C'est désormais officiel. Le spécialiste français de la dépollution Europlasma a envoyé mercredi 31 janvier une offre de reprise des deux sites de Valdunes, dernier fabricant en France de roues et d’essieux de trains. L’offre concerne l’usine de Trith-Saint-Léger et la forge de Leffrinckoucke (Nord) et s’accompagne d’un plan d’investissement de 24 millions d’euros sur trois ans. Sur les 320 salariés, 175 seraient gardés.
Valdunes est en redressement judiciaire suite au retrait de son actionnaire chinois, le groupe métallurgique MA Steel en mai 2023. Celui-ci avait repris la société à l’issue d’un précédent redressement judiciaire dix ans plus tôt, mais sans parvenir à améliorer sa situation financière. En 2022, l’industriel français a affiché une perte de 14 millions d’euros pour un chiffre d’affaires de 68 millions d’euros.

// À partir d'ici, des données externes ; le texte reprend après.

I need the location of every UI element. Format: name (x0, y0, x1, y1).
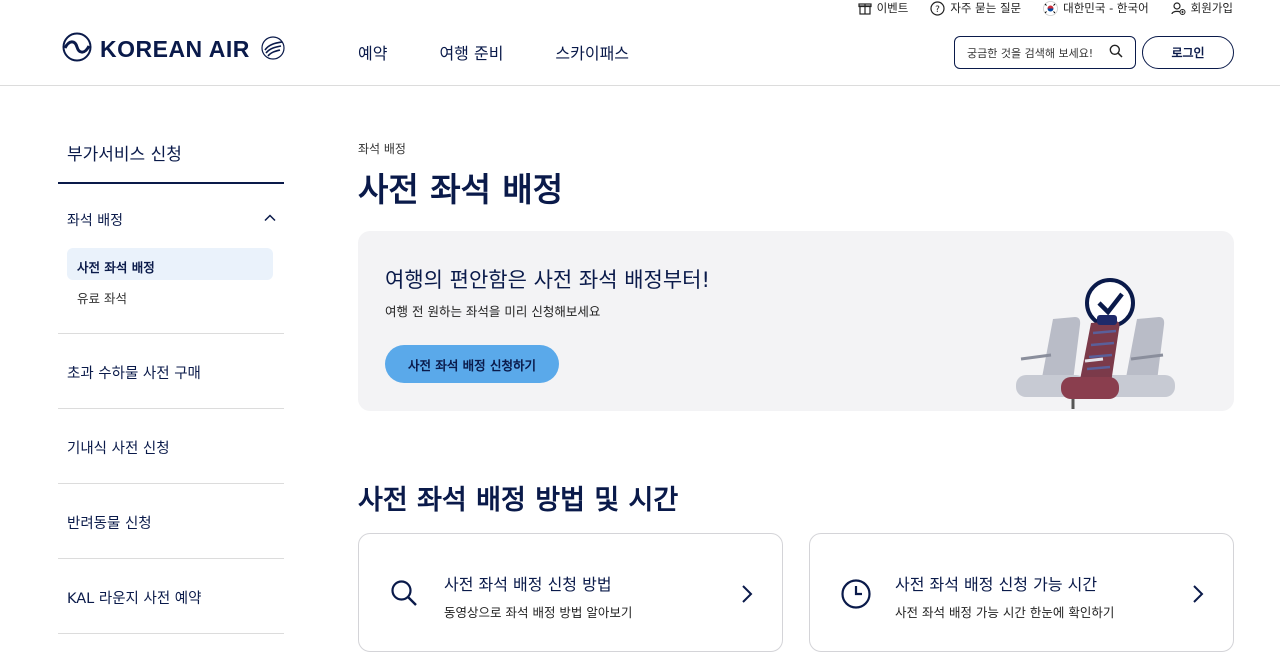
chevron-up-icon (263, 211, 277, 229)
search-input[interactable]: 궁금한 것을 검색해 보세요! (954, 36, 1136, 69)
korea-flag-icon (1043, 0, 1059, 16)
sidebar-title: 부가서비스 신청 (67, 145, 182, 165)
events-link[interactable]: 이벤트 (857, 0, 909, 16)
promo-banner: 여행의 편안함은 사전 좌석 배정부터! 여행 전 원하는 좌석을 미리 신청해… (358, 231, 1234, 411)
sidebar-item-pet[interactable]: 반려동물 신청 (67, 512, 152, 533)
sidebar-group-label: 좌석 배정 (67, 213, 123, 229)
faq-label: 자주 묻는 질문 (950, 1, 1022, 15)
signup-label: 회원가입 (1190, 1, 1233, 15)
page-title: 사전 좌석 배정 (358, 170, 564, 209)
site-header: 이벤트 ? 자주 묻는 질문 대한민국 - 한국어 회원가입 KOREAN AI… (0, 0, 1280, 86)
nav-travel-prep[interactable]: 여행 준비 (439, 40, 503, 64)
card-how-to-apply[interactable]: 사전 좌석 배정 신청 방법 동영상으로 좌석 배정 방법 알아보기 (358, 533, 783, 652)
card-title: 사전 좌석 배정 신청 방법 (444, 575, 612, 594)
sidebar-group-seat-assignment[interactable]: 좌석 배정 (67, 210, 277, 230)
sidebar-title-rule (58, 182, 284, 184)
taeguk-logo-icon (62, 32, 92, 66)
clock-icon (840, 578, 872, 614)
breadcrumb[interactable]: 좌석 배정 (358, 140, 406, 157)
skyteam-logo-icon (258, 32, 288, 66)
login-button[interactable]: 로그인 (1142, 36, 1234, 69)
sidebar-divider (58, 408, 284, 409)
card-available-time[interactable]: 사전 좌석 배정 신청 가능 시간 사전 좌석 배정 가능 시간 한눈에 확인하… (809, 533, 1234, 652)
banner-subtext: 여행 전 원하는 좌석을 미리 신청해보세요 (385, 304, 601, 319)
nav-reservation[interactable]: 예약 (358, 40, 387, 64)
airplane-seats-illustration (1013, 271, 1203, 411)
chevron-right-icon (740, 584, 754, 608)
user-add-icon (1171, 1, 1186, 16)
sidebar-divider (58, 483, 284, 484)
korean-air-logo[interactable]: KOREAN AIR (62, 32, 288, 66)
chevron-right-icon (1191, 584, 1205, 608)
svg-text:?: ? (935, 5, 940, 15)
card-subtitle: 동영상으로 좌석 배정 방법 알아보기 (444, 605, 633, 620)
card-title: 사전 좌석 배정 신청 가능 시간 (895, 575, 1098, 594)
events-label: 이벤트 (876, 1, 909, 15)
sidebar-item-meal[interactable]: 기내식 사전 신청 (67, 437, 170, 458)
card-subtitle: 사전 좌석 배정 가능 시간 한눈에 확인하기 (895, 605, 1115, 620)
nav-skypass[interactable]: 스카이패스 (555, 40, 629, 64)
language-label: 대한민국 - 한국어 (1063, 1, 1149, 15)
section-title: 사전 좌석 배정 방법 및 시간 (358, 485, 679, 516)
main-nav: 예약 여행 준비 스카이패스 (358, 40, 681, 64)
banner-headline: 여행의 편안함은 사전 좌석 배정부터! (385, 268, 710, 292)
signup-link[interactable]: 회원가입 (1171, 0, 1233, 16)
sidebar-divider (58, 333, 284, 334)
apply-pre-seat-button[interactable]: 사전 좌석 배정 신청하기 (385, 345, 559, 383)
faq-link[interactable]: ? 자주 묻는 질문 (930, 0, 1021, 16)
sidebar-item-excess-baggage[interactable]: 초과 수하물 사전 구매 (67, 362, 201, 383)
sidebar-item-lounge[interactable]: KAL 라운지 사전 예약 (67, 587, 201, 608)
sidebar-item-paid-seat[interactable]: 유료 좌석 (77, 288, 127, 307)
sidebar-divider (58, 558, 284, 559)
search-icon (389, 578, 419, 612)
search-icon[interactable] (1109, 44, 1123, 61)
search-placeholder: 궁금한 것을 검색해 보세요! (967, 46, 1094, 60)
gift-icon (857, 1, 872, 15)
sidebar-item-pre-seat[interactable]: 사전 좌석 배정 (67, 248, 273, 280)
question-circle-icon: ? (930, 0, 945, 16)
sidebar-divider (58, 633, 284, 634)
logo-text: KOREAN AIR (100, 35, 250, 62)
language-selector[interactable]: 대한민국 - 한국어 (1043, 0, 1149, 16)
utility-bar: 이벤트 ? 자주 묻는 질문 대한민국 - 한국어 회원가입 (857, 0, 1233, 16)
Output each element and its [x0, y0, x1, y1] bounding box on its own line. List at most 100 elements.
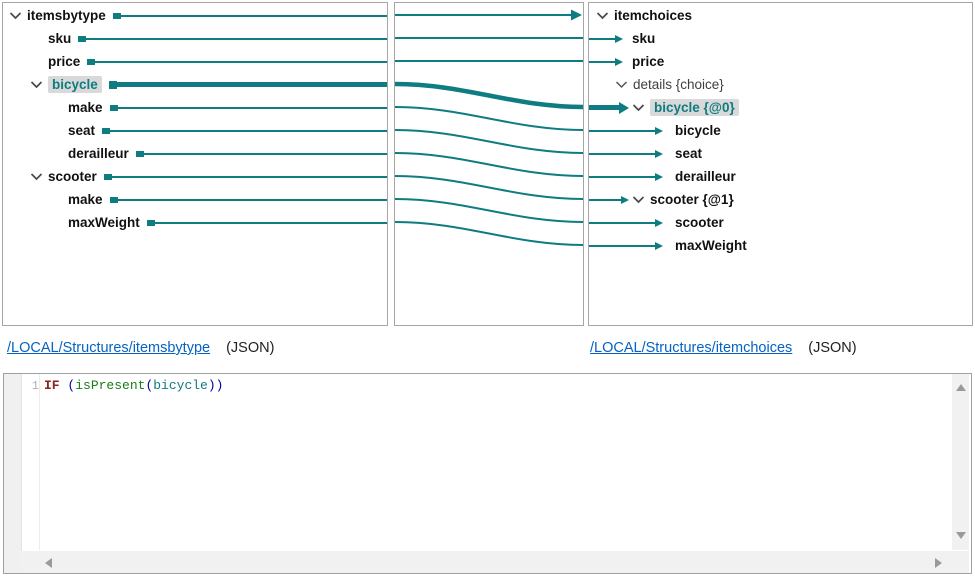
arrowhead-icon: [615, 35, 623, 43]
source-tree: itemsbytype sku price bicycle make sea: [3, 3, 387, 325]
arrowhead-icon: [615, 58, 623, 66]
tree-node-label: make: [68, 101, 103, 115]
tree-node-price[interactable]: price: [3, 50, 387, 73]
source-tree-panel: itemsbytype sku price bicycle make sea: [2, 2, 388, 326]
incoming-connection: [589, 35, 623, 43]
tree-node-scooter-1[interactable]: scooter {@1}: [589, 188, 972, 211]
tree-node-label: seat: [68, 124, 95, 138]
tree-node-make[interactable]: make: [3, 96, 387, 119]
incoming-connection: [589, 150, 663, 158]
chevron-down-icon[interactable]: [30, 173, 43, 181]
tree-node-make2[interactable]: make: [3, 188, 387, 211]
connection-line: [118, 107, 387, 109]
tree-node-label: itemsbytype: [27, 9, 106, 23]
connector-anchor-icon[interactable]: [136, 151, 144, 157]
connection-line: [86, 38, 387, 40]
target-structure-link[interactable]: /LOCAL/Structures/itemchoices: [590, 340, 792, 356]
connector-anchor-icon[interactable]: [78, 36, 86, 42]
horizontal-scrollbar[interactable]: [18, 551, 969, 573]
function-token: isPresent: [75, 378, 145, 393]
tree-node-label: make: [68, 193, 103, 207]
incoming-connection: [589, 219, 663, 227]
connection-curve: [395, 222, 583, 245]
tree-node-label: maxWeight: [68, 216, 140, 230]
arrowhead-icon: [655, 219, 663, 227]
expression-code-editor[interactable]: 1 IF (isPresent(bicycle)): [3, 373, 972, 574]
chevron-down-icon[interactable]: [30, 81, 43, 89]
connector-anchor-icon[interactable]: [110, 105, 118, 111]
tree-node-derailleur[interactable]: derailleur: [589, 165, 972, 188]
tree-node-label: scooter: [48, 170, 97, 184]
node-token: bicycle: [153, 378, 208, 393]
connection-line-thick: [117, 82, 387, 87]
tree-node-label: details {choice}: [633, 78, 724, 92]
source-structure-reference: /LOCAL/Structures/itemsbytype (JSON): [7, 340, 274, 356]
scroll-left-icon[interactable]: [45, 558, 52, 568]
connection-line: [110, 130, 387, 132]
connection-line: [112, 176, 387, 178]
arrowhead-icon: [655, 127, 663, 135]
tree-node-price[interactable]: price: [589, 50, 972, 73]
code-line[interactable]: IF (isPresent(bicycle)): [44, 378, 223, 393]
incoming-connection-thick: [589, 102, 629, 114]
chevron-down-icon[interactable]: [9, 12, 22, 20]
tree-node-bicycle-selected[interactable]: bicycle: [3, 73, 387, 96]
paren-token: (: [60, 378, 76, 393]
connection-curves: [395, 3, 583, 325]
connection-curve-thick: [395, 84, 583, 107]
chevron-down-icon[interactable]: [615, 81, 628, 89]
tree-node-label: seat: [675, 147, 702, 161]
tree-node-label: price: [632, 55, 664, 69]
tree-node-sku[interactable]: sku: [3, 27, 387, 50]
tree-node-label: derailleur: [675, 170, 736, 184]
target-structure-reference: /LOCAL/Structures/itemchoices (JSON): [590, 340, 857, 356]
tree-node-details-choice[interactable]: details {choice}: [589, 73, 972, 96]
connector-anchor-icon[interactable]: [102, 128, 110, 134]
scroll-right-icon[interactable]: [935, 558, 942, 568]
tree-node-seat[interactable]: seat: [3, 119, 387, 142]
target-tree-panel: itemchoices sku price details {choice} b…: [588, 2, 973, 326]
tree-node-bicycle-0-selected[interactable]: bicycle {@0}: [589, 96, 972, 119]
tree-node-label: sku: [632, 32, 655, 46]
scroll-up-icon[interactable]: [956, 384, 966, 391]
tree-node-bicycle[interactable]: bicycle: [589, 119, 972, 142]
tree-node-derailleur[interactable]: derailleur: [3, 142, 387, 165]
chevron-down-icon[interactable]: [596, 12, 609, 20]
source-structure-link[interactable]: /LOCAL/Structures/itemsbytype: [7, 340, 210, 356]
incoming-connection: [589, 58, 623, 66]
tree-node-label: bicycle: [675, 124, 721, 138]
arrowhead-icon: [621, 196, 629, 204]
tree-node-seat[interactable]: seat: [589, 142, 972, 165]
arrowhead-icon: [619, 102, 629, 114]
tree-node-sku[interactable]: sku: [589, 27, 972, 50]
connection-line: [118, 199, 387, 201]
scroll-down-icon[interactable]: [956, 532, 966, 539]
connector-anchor-icon[interactable]: [147, 220, 155, 226]
connector-anchor-icon[interactable]: [104, 174, 112, 180]
tree-node-label: price: [48, 55, 80, 69]
arrowhead-icon: [655, 173, 663, 181]
tree-node-maxWeight[interactable]: maxWeight: [3, 211, 387, 234]
tree-node-itemchoices[interactable]: itemchoices: [589, 4, 972, 27]
connector-anchor-icon[interactable]: [113, 13, 121, 19]
vertical-scrollbar[interactable]: [952, 374, 969, 550]
tree-node-scooter[interactable]: scooter: [3, 165, 387, 188]
chevron-down-icon[interactable]: [632, 104, 645, 112]
connection-curve: [395, 107, 583, 130]
connection-line: [155, 222, 387, 224]
chevron-down-icon[interactable]: [632, 196, 645, 204]
tree-node-label-selected: bicycle {@0}: [650, 99, 739, 117]
mapping-connections-panel: [394, 2, 584, 326]
connection-line: [121, 15, 387, 17]
tree-node-scooter[interactable]: scooter: [589, 211, 972, 234]
connector-anchor-icon[interactable]: [109, 81, 117, 89]
tree-node-maxWeight[interactable]: maxWeight: [589, 234, 972, 257]
arrowhead-icon: [655, 242, 663, 250]
arrowhead-icon: [571, 10, 582, 21]
paren-token: )): [208, 378, 224, 393]
connector-anchor-icon[interactable]: [87, 59, 95, 65]
connector-anchor-icon[interactable]: [110, 197, 118, 203]
incoming-connection: [589, 127, 663, 135]
connection-curve: [395, 130, 583, 153]
tree-node-itemsbytype[interactable]: itemsbytype: [3, 4, 387, 27]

Valdunes en manque de commandes et d'investissements
Le fabricant souffre notamment du manque de commandes de la SNCF et de sa forge vieillissante, qui nécessite à elle seule un investissement de 20 millions d’euros. «Nous fabriquons 30 000 roues par an, alors que notre comptable a calculé qu’il nous faudrait au moins 65 000 roues, juste pour être à l’équilibre», déclarait Pascal Boudoux, délégué syndical CFDT, à L’Usine Nouvelle en mai 2023. Lors d'une table ronde organisée à Bercy en octobre, la SNCF et le fabricant de trains Alstom auraient indiqué être prêts à jouer un rôle d'«acheteurs responsables».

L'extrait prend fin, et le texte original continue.